Mom had always told me if I ever had questions about anything, especially with regards to sex, that I could indeed come to her with my questions, and that regardless of what it was, or what I wanted to know, she wouldn't be judgmental, or question me as to the why of it. A promise she had always held to every time I had come to her and actually done that. She merely nodded her head in agreement, waiting on me to continue. "Yes ... I remember. Go ahead honey, what is it?"
"Obviously, I know that you and Steven are having sex. But I was wondering if it was as good with him, as it was with daddy."
I know my question surprised her, but she stoically faced it, keeping a straight-forward expression on her face. The same one she always managed to create whenever I caught her off guard like this, even remotely. Giving her credit, mom had tried very hard to be candidly open and honest with me growing up, even when some of my questions were a bit more intimate and mature, especially at my early age back then. I realized as she began to answer, she was trying to read between the lines however, even though I hadn't meant it to be taken that way.
"If you mean do I love Steven more than I loved your father? The answer is no. I will always love, and miss your father Cynthia," she told me. Always calling me by my formal name, mom had never accepted or gotten used to the idea of calling me by my nick-name the way everyone else did. I even wondered at times if she hadn't regretted naming me that, because of it. "Just as Steven will always love and remember Jackie. They'll never, ever be able to take one another's place. But yes ... I do love Steven too. Differently perhaps, in a different way than I loved your father, if that's what you're asking."
"Well no. Not really. I already figured that much out mom," I told her. "I know you still love and miss daddy, same as I do. But I also know you love Steven too. I think I've always known that, as close as the four of you always were," I said not hinting at what I knew, but nevertheless seeing the slightly startled expression in her eyes for a brief moment upon hearing me say that. "So it wasn't any big surprise when Danny and I learned the two of you had decided to get married. And trust me mom, we're both very, very ok with that. I really was just curious ... is the sex as good with Steven as it was with dad?"

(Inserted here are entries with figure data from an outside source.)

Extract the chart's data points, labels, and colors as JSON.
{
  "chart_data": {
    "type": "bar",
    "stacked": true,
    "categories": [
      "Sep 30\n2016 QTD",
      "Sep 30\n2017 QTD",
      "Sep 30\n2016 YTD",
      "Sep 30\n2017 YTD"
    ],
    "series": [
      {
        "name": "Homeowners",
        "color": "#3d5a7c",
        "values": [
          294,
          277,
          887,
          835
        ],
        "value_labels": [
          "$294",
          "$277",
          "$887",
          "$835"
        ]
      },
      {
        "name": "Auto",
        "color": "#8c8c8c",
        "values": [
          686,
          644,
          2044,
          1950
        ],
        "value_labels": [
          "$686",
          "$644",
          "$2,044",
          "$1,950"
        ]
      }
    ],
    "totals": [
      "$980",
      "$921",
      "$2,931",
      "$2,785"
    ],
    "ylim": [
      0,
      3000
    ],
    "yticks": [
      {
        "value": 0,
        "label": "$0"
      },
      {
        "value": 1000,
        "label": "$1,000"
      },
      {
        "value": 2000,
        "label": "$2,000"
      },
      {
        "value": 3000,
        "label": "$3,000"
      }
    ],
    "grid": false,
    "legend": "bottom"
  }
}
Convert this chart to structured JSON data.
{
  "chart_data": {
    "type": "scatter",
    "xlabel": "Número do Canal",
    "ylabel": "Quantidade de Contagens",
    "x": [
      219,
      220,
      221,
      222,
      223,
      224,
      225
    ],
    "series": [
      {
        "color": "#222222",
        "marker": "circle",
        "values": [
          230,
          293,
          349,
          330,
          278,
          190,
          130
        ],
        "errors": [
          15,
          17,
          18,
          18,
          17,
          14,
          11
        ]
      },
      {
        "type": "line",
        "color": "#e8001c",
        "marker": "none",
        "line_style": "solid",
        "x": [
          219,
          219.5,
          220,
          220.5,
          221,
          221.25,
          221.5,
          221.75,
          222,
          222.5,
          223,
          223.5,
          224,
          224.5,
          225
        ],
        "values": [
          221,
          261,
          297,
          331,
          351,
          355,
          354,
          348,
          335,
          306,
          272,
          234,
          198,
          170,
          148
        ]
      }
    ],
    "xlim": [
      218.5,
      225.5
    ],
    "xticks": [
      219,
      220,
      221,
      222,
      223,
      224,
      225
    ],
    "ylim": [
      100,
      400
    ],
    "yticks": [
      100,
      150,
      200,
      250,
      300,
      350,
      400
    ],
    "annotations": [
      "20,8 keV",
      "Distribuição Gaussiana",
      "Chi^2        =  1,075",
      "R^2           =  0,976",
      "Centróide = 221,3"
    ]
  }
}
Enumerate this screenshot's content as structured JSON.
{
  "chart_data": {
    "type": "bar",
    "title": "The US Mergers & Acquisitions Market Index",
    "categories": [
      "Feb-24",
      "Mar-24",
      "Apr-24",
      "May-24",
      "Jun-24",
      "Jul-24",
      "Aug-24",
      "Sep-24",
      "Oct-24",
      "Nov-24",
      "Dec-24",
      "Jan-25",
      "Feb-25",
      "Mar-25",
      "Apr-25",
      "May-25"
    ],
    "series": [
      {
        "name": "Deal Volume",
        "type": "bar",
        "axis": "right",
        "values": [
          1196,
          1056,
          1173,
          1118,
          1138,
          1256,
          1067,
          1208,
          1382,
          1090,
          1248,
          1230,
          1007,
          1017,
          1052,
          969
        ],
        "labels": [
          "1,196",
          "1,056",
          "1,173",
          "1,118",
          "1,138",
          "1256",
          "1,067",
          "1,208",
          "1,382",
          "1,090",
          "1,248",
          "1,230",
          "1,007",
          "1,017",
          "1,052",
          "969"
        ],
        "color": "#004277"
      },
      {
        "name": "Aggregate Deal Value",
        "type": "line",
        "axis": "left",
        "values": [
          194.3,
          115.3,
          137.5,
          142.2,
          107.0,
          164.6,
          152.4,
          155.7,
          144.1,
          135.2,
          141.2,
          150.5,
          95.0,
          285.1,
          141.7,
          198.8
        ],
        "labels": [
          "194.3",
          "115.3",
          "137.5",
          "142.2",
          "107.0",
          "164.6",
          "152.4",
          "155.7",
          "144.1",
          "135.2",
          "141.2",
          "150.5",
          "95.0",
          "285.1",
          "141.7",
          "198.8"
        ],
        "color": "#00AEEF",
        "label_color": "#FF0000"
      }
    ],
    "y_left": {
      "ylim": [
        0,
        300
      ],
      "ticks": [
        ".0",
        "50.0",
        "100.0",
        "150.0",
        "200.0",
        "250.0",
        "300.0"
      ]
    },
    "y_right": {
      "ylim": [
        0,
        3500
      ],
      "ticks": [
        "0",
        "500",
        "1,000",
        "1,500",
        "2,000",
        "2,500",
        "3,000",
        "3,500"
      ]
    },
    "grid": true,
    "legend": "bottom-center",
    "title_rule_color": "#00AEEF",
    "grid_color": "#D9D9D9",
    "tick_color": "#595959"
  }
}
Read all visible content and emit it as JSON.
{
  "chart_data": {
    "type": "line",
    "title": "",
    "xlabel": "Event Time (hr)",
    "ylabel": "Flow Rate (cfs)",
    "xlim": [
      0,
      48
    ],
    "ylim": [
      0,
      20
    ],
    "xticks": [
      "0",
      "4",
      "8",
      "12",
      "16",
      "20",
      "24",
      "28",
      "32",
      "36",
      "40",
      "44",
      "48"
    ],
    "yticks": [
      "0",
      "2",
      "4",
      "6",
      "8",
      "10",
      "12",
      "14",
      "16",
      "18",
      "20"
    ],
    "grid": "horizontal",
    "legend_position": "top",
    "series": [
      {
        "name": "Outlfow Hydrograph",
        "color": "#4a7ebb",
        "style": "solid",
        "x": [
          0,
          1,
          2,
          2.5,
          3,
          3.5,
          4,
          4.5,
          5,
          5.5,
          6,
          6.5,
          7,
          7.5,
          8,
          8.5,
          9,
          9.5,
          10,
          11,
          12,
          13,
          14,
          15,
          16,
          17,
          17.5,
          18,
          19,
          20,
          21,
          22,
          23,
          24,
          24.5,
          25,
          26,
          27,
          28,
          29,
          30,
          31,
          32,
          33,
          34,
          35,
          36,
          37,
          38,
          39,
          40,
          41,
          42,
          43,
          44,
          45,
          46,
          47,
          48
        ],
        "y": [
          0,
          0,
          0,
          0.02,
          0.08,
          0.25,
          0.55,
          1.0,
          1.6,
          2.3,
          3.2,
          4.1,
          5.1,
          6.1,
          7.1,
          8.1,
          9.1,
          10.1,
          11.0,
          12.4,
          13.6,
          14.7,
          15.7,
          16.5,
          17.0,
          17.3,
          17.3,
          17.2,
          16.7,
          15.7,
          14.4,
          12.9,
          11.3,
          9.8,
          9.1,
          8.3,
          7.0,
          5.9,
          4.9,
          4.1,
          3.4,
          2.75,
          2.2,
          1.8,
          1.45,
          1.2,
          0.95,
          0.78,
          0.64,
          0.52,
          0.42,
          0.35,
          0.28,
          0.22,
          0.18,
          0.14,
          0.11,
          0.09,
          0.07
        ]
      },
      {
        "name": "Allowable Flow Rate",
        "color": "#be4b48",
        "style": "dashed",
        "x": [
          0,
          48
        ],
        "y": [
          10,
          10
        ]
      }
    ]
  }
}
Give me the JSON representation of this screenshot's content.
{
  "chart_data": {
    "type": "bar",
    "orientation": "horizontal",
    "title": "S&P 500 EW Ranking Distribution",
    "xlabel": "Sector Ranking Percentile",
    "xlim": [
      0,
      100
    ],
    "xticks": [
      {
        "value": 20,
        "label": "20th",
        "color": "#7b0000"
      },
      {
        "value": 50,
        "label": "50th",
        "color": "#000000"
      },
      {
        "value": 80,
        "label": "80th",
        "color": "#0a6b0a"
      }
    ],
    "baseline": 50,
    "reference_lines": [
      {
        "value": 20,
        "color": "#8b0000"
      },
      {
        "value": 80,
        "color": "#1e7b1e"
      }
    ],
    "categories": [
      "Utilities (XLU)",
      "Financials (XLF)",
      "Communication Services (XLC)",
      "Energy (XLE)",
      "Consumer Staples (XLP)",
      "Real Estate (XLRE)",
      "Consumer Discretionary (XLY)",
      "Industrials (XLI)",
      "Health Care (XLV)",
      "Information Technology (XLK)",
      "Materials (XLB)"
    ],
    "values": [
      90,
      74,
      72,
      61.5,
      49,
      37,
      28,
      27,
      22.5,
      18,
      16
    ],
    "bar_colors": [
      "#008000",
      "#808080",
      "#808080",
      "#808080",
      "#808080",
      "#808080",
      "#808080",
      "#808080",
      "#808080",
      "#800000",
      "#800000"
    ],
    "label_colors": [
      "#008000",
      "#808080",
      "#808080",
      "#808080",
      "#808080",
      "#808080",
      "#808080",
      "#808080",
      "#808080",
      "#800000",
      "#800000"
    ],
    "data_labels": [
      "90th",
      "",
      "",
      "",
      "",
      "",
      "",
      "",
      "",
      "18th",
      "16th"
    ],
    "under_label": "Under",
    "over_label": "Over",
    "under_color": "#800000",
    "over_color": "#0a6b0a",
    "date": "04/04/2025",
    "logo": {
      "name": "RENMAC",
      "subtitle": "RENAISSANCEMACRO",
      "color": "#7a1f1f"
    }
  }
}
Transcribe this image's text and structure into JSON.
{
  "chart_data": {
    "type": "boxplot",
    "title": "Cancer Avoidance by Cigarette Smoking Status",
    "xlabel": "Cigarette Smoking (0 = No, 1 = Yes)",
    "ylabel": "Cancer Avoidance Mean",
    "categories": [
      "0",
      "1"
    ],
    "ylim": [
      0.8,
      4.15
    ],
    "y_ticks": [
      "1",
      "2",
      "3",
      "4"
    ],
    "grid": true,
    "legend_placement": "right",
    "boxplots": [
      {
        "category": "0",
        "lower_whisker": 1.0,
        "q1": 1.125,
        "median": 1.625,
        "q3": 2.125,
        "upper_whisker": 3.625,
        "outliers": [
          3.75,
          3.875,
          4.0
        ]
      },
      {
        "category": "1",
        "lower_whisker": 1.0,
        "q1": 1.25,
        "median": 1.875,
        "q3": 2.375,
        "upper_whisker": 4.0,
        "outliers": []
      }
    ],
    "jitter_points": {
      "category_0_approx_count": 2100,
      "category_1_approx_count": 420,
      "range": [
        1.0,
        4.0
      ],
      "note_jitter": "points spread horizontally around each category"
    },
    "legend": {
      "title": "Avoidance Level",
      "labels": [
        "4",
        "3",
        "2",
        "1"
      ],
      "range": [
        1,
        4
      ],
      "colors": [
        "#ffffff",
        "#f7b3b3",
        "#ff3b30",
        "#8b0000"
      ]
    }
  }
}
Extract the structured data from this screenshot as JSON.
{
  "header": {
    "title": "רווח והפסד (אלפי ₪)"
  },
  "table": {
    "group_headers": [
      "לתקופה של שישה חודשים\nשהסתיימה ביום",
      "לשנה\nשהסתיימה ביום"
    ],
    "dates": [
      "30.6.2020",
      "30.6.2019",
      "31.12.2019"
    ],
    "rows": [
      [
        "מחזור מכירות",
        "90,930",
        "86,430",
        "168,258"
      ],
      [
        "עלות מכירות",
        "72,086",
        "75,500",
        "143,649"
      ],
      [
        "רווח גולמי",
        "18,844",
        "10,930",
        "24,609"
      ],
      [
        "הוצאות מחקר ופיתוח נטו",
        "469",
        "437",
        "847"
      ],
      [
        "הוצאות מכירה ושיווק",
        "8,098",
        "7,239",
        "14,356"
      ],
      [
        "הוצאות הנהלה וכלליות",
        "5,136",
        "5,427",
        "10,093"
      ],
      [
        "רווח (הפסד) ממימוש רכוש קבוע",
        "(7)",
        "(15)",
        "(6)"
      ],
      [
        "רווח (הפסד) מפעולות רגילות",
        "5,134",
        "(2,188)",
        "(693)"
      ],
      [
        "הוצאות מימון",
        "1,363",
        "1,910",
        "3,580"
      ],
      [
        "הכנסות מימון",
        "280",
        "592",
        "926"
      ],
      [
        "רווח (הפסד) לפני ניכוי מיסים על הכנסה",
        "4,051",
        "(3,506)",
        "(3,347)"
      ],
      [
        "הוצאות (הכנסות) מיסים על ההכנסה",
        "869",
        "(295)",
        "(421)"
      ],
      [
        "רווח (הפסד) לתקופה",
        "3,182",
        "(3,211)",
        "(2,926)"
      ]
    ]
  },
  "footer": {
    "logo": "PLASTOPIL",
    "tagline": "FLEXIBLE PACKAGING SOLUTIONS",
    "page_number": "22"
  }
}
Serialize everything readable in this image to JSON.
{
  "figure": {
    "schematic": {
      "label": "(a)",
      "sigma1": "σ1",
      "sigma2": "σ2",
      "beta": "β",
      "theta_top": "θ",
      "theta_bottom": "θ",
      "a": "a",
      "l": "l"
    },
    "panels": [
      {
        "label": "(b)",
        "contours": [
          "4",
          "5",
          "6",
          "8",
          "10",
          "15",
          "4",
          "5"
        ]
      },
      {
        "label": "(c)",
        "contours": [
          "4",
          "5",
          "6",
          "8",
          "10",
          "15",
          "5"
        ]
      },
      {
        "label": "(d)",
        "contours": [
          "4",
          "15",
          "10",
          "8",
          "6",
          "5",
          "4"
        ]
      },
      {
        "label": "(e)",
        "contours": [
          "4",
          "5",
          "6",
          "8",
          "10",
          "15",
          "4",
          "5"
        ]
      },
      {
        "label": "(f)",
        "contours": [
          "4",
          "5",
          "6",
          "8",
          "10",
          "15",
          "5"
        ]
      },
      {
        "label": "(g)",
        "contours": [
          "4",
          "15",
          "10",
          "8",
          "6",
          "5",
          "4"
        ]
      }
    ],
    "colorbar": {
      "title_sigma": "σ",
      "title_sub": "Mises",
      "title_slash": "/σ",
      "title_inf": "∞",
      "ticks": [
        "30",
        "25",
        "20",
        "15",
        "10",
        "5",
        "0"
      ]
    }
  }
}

Though puzzled at my curiosity perhaps, she openly answered me again. "Yes. It's good. At times better even. But then again, Steven and your father are different men. There are some things your dad did that is better than the way Steven does them, and by the same token, there are certain things Steven does, that is better than the way your father did it. Does that answer your question?" I know she was dying to ask me why, but unless I opened that particular door and allowed her to ask it, she never would. She certainly hadn't in the past, as part of our mutual trust and agreement. So she wouldn't ask me now either, unless I opened that particular subject up, so that she could.